Monday, November 3, 2014

A mental diet

I had full intentions all day to blog about what I thought was a fairly creative title, "I'm losing mental weight but gaining it physically."  I planned on telling everyone how fabulous it is to toss baggage out the window left and right at therapy and group and how much lighter my mind felt and the hell with medicinal weight gain.  But honestly, I'm not there right now.  It's been a weepy afternoon.  It's not one particular thing that makes me sad today.  That's what people don't understand about depression.  I saw this on twitter tonight and Bingo!  Celeb Wayne Brady said, 

"Some days, you don't want to move, you can't move in the darkness," he said of his lowest points. "You're like, 'You know what, I'm just gonna sit right here, and I'm gonna wallow in this. And as much as it hurts, I'm just gonna sit right here, because this is what I deserve. Because I am that horrible of a person.'"

 I listened last week to a girl with a Masters in Counseling say, "I finally know how pure joy feels and I'm so afraid I'll never feel it again."  At the same time, I listened to an older bipolar woman lament about not knowing the difference between being manic and genuinely happy.  Gosh, how do you begin to break that all down and fix it?  It's no wonder people don't understand mental illness.  It's hard for those of us who carry the illness on our backs daily to decipher the highs and lows.  I also listened last week to a woman say, "I will not take another pill.  I will do whatever I have to do to fight this."  It is for heroes like her that I continue to go to support groups and fight for mental illness.  We fight together and merge our strengths, our sadness, our sleeplessness, our happiness, our knowledge, our battles and our courage.  There are those of us who refuse to let the disease beat us and it's inspiring to be among these men and women weekly.         

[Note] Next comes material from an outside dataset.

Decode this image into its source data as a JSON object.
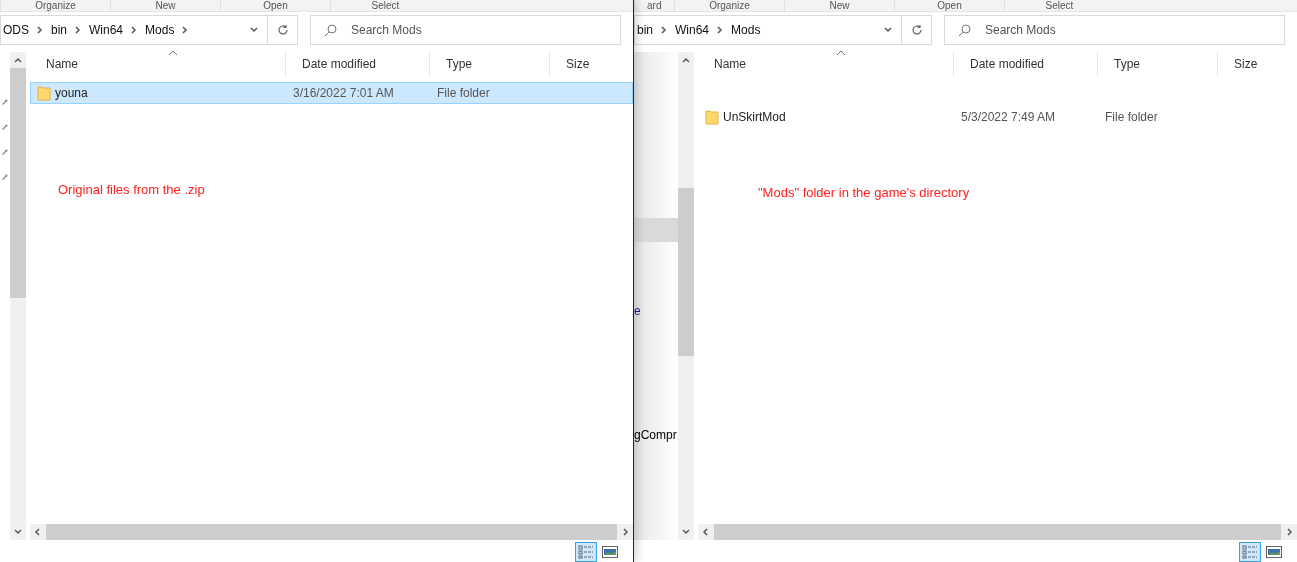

So, in regard to the mental and physical weight.  I've realized during my recovery that I have two choices, 1. Mire in my life pre March and be overweight with sadness and risk my life, OR 2.  Continue to toss the mental baggage out the window and let my body lose weight when I'm ready.  Clearly, option 2 is the route I am taking.  And to my sweet husband, thank you for truly loving me for who I am...mentally AND physically.